Verilen canın komşudan ödünç alınan bir kaptan farkı olmadığını düşünüyorum. Ve komşudan ödünç aldığın kabı kendi tasarrufların ölçüsünde kırmak ne denli evrensel ahlak ve etikle bağdaşır? Şüpheliyim açıkçası. Canın, ruhun , enerjinin nasıl zikrederseniz zikredin korunmaya çalışılması, sadakat gösterilmesi gereken bir emanet olduğu bilincinden uzaklaşan kişilerin bilinçsiz ve etik dışı hareketidir intihar. intihar edecek kıvama gelecek hareketlerde bulunduysa insan, onu düzeltmeye çalışmalı yok hayat onu o noktaya getirdiyse hayata direnmeli adeta inadına yaşayarak sabır deryalarında yükselmeli ve emanet sahibinin de tebessümlerine mazhar olmalıdır. Emin olun ki zamandan ve mekanda bağımsız canlılarız. Nurundan üflendiğimiz yaradan gibiyiz tıpkı. O nasıl ebedi ise biz de o denli ebediyiz. Çünkü yok olmayacağız, her nerede olursak olalım yok olmayacağız. Belki boyut değiştirecek belki tekamül edeceğiz ama hep baki kalacağız. Buradan en-el hakk durumunu kıçından anlayanlara selam ederim. Sadece onun izin verdiği ölçüde baki olduğumuzu anlatmak bütün meramım. Ve acıya, belaya tahammül etmeden terki diyar etmeyi uygun görenleri başka alemlerde de belasız, musibetsiz huzurlu bir şekilde hayat bulabileceğini düşünmüyorum. Ne de olsa allah sabredenlerle birliktedir.
özkıyım olarak tanımlanan kavram.
milan kundera çok cüretkar bir söylemle "intihar tanrının yüzüne tükürmektir." der.
bir boks maçında havlu atmaya benzer intihar. bireyin yaşama karşı güçsüzlüğünü kabullenip pes etmesidir.
intihara en güzel cevabı fazıl hüsnü dağlarca vermiştir sanırım.
"insan, dallarla, budaklarla bir
Aynı maviliklerden geçmiştir.
insan nasıl ölebilir,
Yaşamak bu kadar güzelken?
olecekse eylulde olmeli insan
bozdag'lardaki at kestaneleriyle
ayni vakitte dusmelidir beden topraga
sardes'ten havalanmalidir ruh,
bir leylegin kanadinda
olecekse temmuzu yasamalidir son kez
ege'de temmuz sicaginda kavrulmus
cam agacinin kokusunu icine cektikten sonra.
Ne zamandi, kim demisti?
Bir gencin intihari korkaklik,
Bir yaslininki cesarettir diye.
O zaman ciliz bir erguvan fidesi idi omrum.

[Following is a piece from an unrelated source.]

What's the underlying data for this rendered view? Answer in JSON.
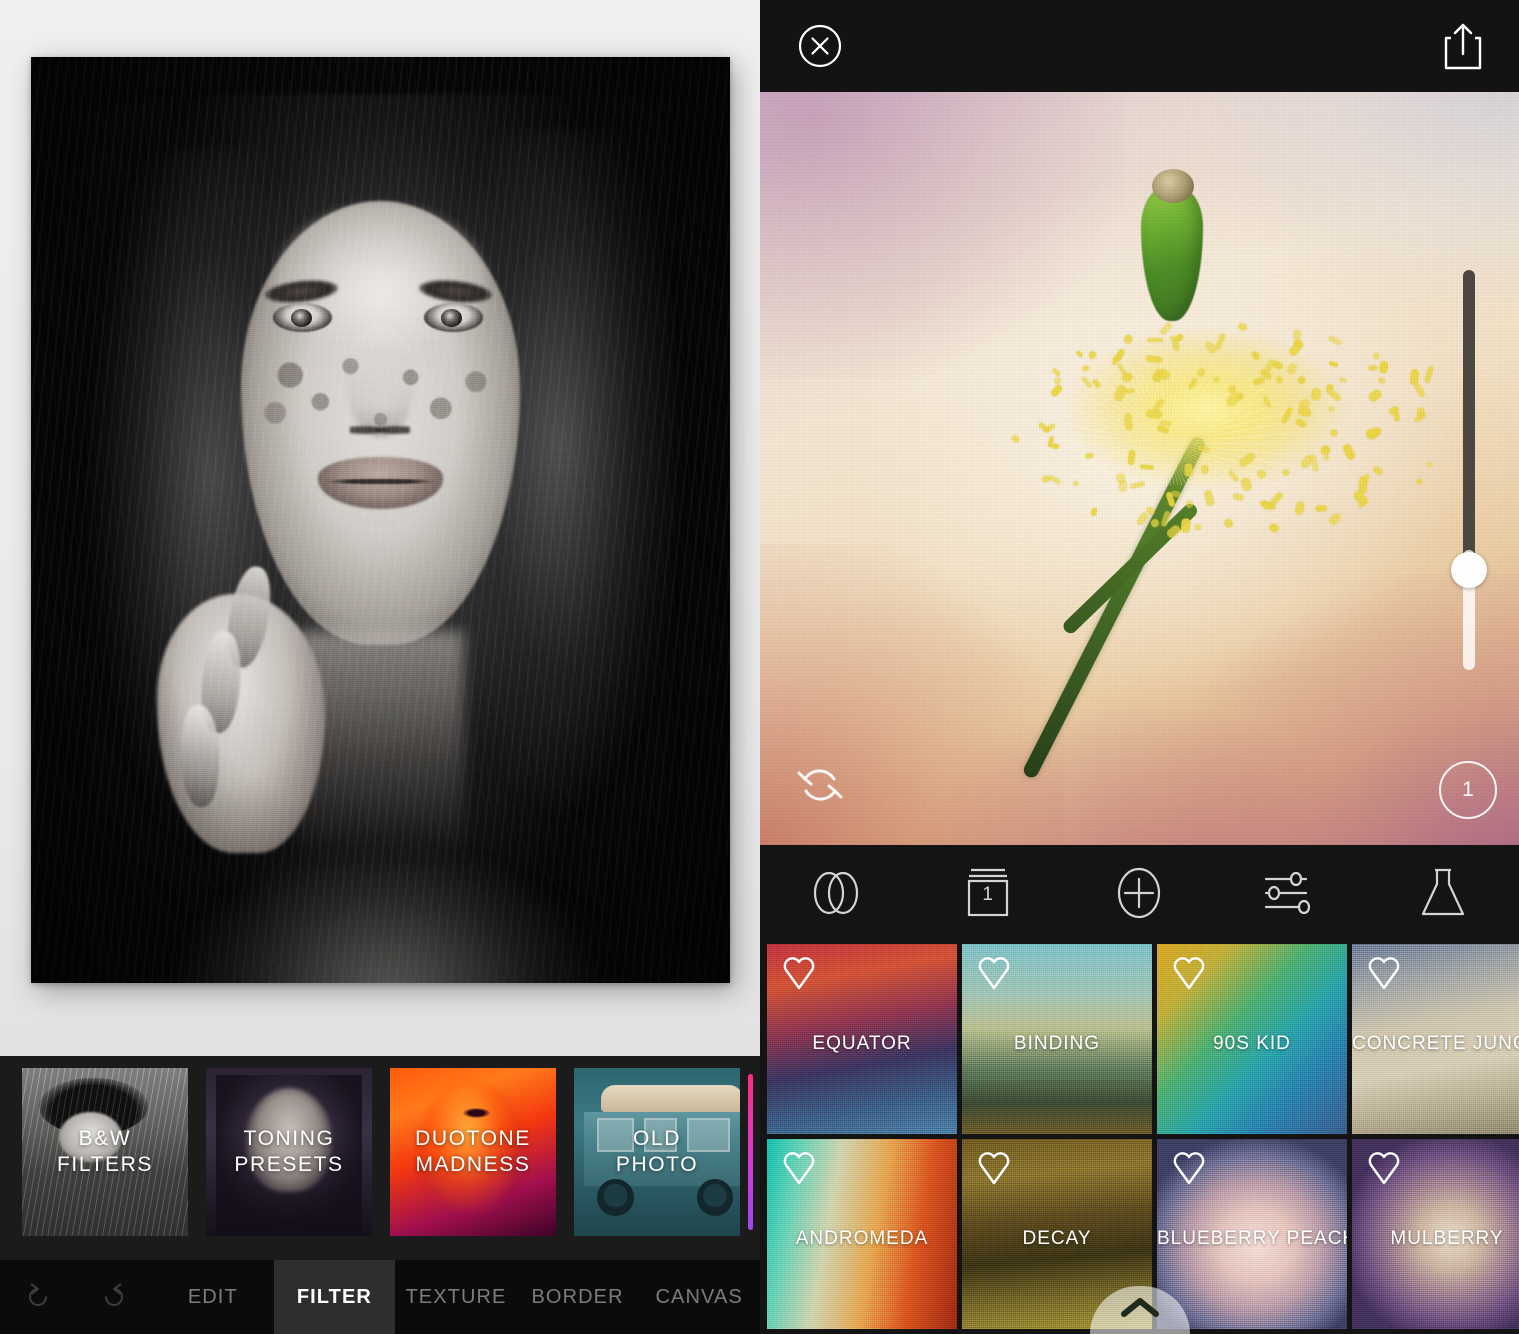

Simdi artik cok gec kalmamali, kis olmadan henuz,
Henuz hukmedebilirken akil bedene
Titreyip rezil etmeden ellerin seni elaleme
Cingene ayaklarin ciplak, butun ceplerini boslatarak
Birakip herseyi oylece, vakitlice, gitmeli.
her ne kadar kendi canına kıymaksa da, başkalarının sebep olduğu, aslında sebep olanların pasif katil olduğu ölüm şeklidir. silahsız öldürdükleri insanın ardından, bir de utanmadan ağlayıp dövünürler.

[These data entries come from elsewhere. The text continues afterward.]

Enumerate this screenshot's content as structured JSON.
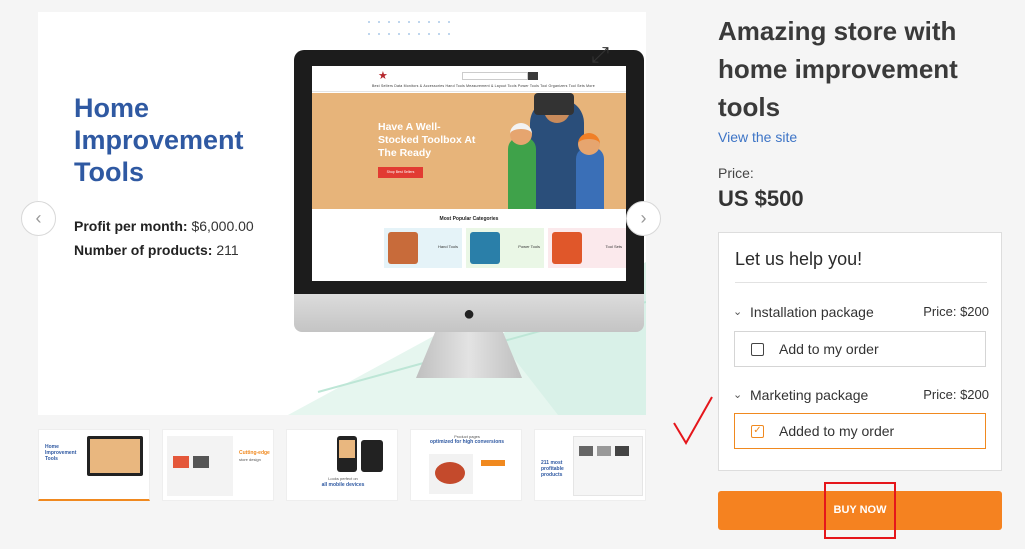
{
  "gallery": {
    "hero_title": "Home Improvement Tools",
    "stats": [
      {
        "label": "Profit per month:",
        "value": "$6,000.00"
      },
      {
        "label": "Number of products:",
        "value": "211"
      }
    ],
    "screen": {
      "nav": "Best Sellers    Data Monitors & Accessories    Hand Tools    Measurement & Layout Tools    Power Tools    Tool Organizers    Tool Sets    More",
      "banner_text": "Have A Well-Stocked Toolbox At The Ready",
      "banner_button": "Shop Best Sellers",
      "categories_title": "Most Popular Categories",
      "categories": [
        "Hand Tools",
        "Power Tools",
        "Tool Sets"
      ]
    },
    "thumbnails": [
      {
        "title": "Home Improvement Tools",
        "caption": ""
      },
      {
        "title": "Cutting-edge",
        "caption": "store design"
      },
      {
        "title": "Looks perfect on",
        "caption": "all mobile devices"
      },
      {
        "title": "optimized for high conversions",
        "caption": "Product pages"
      },
      {
        "title": "211 most profitable products",
        "caption": ""
      }
    ]
  },
  "product": {
    "title": "Amazing store with home improvement tools",
    "view_site": "View the site",
    "price_label": "Price:",
    "price_value": "US $500"
  },
  "help": {
    "title": "Let us help you!",
    "packages": [
      {
        "name": "Installation package",
        "price_label": "Price:",
        "price": "$200",
        "order_label": "Add to my order",
        "checked": false
      },
      {
        "name": "Marketing package",
        "price_label": "Price:",
        "price": "$200",
        "order_label": "Added to my order",
        "checked": true
      }
    ]
  },
  "buy_button": "BUY NOW",
  "colors": {
    "accent": "#f58220",
    "title_blue": "#2f59a2",
    "link": "#3d74c6",
    "annotation": "#e5161b"
  }
}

iklim kosullarının intihar egilimi uzerine olan etkisi de yadsınamaz bir gercektir. kuzeyin refah ulkelerinin genellikle gunes ısıgından mahrum kasvetli iklimlerinde yasayan insanların zorlayıcı baska bir etmene baglı olmadan intihar istatistiklerinde ust sıralarda yer aldıklarını biliyoruz. aynı sekilde col iklimine sahip arap cografyasında da bu durumu gozleyebiliriz.hz muhammedin intiharı buyuk bir gunah olarak ilan etmesinin altında yatan sebep neydi acaba.?acaba o donemde colde intihar toplumsal kabul goren yuksek bir davranıs olarak mı nitelendiriliyordu.?colun insanları boyle bir kulturel davranısa mı sahiplerdi.?toplu intihar ayinleri mi vardı.?zehirle mi yoksa daha kanlı bir yontemle mi intihar ediyorlardı.?bunları bilemiyoruz.ama emin olmamız gereken birsey varsa intiharı en buyuk gunahlardan biri olarak ilan eden bir din bunu durduk yerde buyurmaz.bu buyruk bize gosteriyor ki o zamanda colde yasayan insanlar toplumsal onay goren bir intihar kulturune sahiplerdi.
Bir donem gazetelerde haber yapilmasi yasa ile men edilmistir. doktor fahrettin kerim'in tavsiyesi ve yardimlari ile bu karar alinmistir. Gayet faideli bir yasaktir haddi zatinda. Zira taklid sosyal bir kanundur. lakin adina basin hurriyeti denilen herze icad olunduktan sonra bu yasak kaldirilmistir. netekim ondan sonra da intihar vaakalari almis basini gitmistir.